A piece of writing too may begin with what’s personal, but by the time we offer it for publication, we had better think of it as a work product. We should have revised it until we’ve become detached enough that if it’ turned down, we’ll decide that maybe the beginning is confusing after all…

Mattison told me about her friend, the poet Donald Hall, who wrote a series of poems about his wife Jane Kenyon’s illness and death. “He was tireless reviser of his poems,” she says. “He would read them to audiences who would cry, but wasn’t as hard for him to read them because he had turned them into art. It was no longer pure feeling not reigned in, but rather carefully made into something else. You cry when you’re writing the first draft. After that initial time, it’s work — at least to a degree.”

A critique should make you want to get back to work. If it makes you want to quit, don’t turn to that reader again, no matter who he or she is…

“I could have printed that in red,” Mattison jokes. “We have to protect ourselves. There are people who don’t want us to write, or write well. Maybe they’re competitive.

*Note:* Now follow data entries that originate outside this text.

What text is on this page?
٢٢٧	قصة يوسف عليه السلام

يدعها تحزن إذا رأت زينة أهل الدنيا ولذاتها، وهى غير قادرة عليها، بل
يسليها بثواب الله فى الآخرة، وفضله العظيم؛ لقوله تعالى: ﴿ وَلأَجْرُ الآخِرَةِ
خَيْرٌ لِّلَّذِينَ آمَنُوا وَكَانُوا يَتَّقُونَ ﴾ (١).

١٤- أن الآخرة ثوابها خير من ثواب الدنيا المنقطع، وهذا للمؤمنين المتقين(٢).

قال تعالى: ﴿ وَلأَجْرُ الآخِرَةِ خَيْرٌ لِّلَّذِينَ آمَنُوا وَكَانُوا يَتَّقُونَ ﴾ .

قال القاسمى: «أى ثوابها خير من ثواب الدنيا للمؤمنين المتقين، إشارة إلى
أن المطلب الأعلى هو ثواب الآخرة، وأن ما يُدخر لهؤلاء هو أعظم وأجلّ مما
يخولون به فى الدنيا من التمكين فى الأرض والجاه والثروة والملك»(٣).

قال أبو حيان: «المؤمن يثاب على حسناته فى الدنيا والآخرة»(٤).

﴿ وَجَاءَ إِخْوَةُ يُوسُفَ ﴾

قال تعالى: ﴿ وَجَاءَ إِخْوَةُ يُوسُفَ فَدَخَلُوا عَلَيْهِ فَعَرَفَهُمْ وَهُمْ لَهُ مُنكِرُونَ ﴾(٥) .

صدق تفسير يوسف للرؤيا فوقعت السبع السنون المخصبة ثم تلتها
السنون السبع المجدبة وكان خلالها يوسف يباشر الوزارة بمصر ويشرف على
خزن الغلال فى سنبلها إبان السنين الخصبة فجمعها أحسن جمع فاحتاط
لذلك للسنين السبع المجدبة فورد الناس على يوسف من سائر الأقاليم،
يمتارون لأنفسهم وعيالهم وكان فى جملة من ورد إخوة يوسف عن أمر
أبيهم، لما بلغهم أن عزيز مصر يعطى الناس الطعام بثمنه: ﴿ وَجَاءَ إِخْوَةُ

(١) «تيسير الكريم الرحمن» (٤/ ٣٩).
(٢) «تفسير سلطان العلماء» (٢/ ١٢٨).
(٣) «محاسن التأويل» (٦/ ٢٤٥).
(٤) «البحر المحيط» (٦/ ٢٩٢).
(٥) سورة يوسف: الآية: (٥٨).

Or even if it’s well-intended, if what they say makes you want to give up, you really have to avoid that person.”

As we write, I believe we should recognize that we probably are being censored, if not by a government, then perhaps by publishers who impose standards that may not always be conducive to the making of art, often — especially if we are women — by people who are close to us, and most of all by ourselves.

“That takes a chapter to explain,” she says. “There’s such a long history of censorship, especially of official censorship.And often, I see problems in the writing of my students that I think results from self-censorship — sometimes people think terrible things will happen to them if they say what occurs. Sometimes there are real consequences, but sometimes it’s ‘I don’t want to say this because of what my mother will do, my brother will think, my husband will say.’ Or sometimes it’s just a fear that the story is boring. We have to work not to do that.”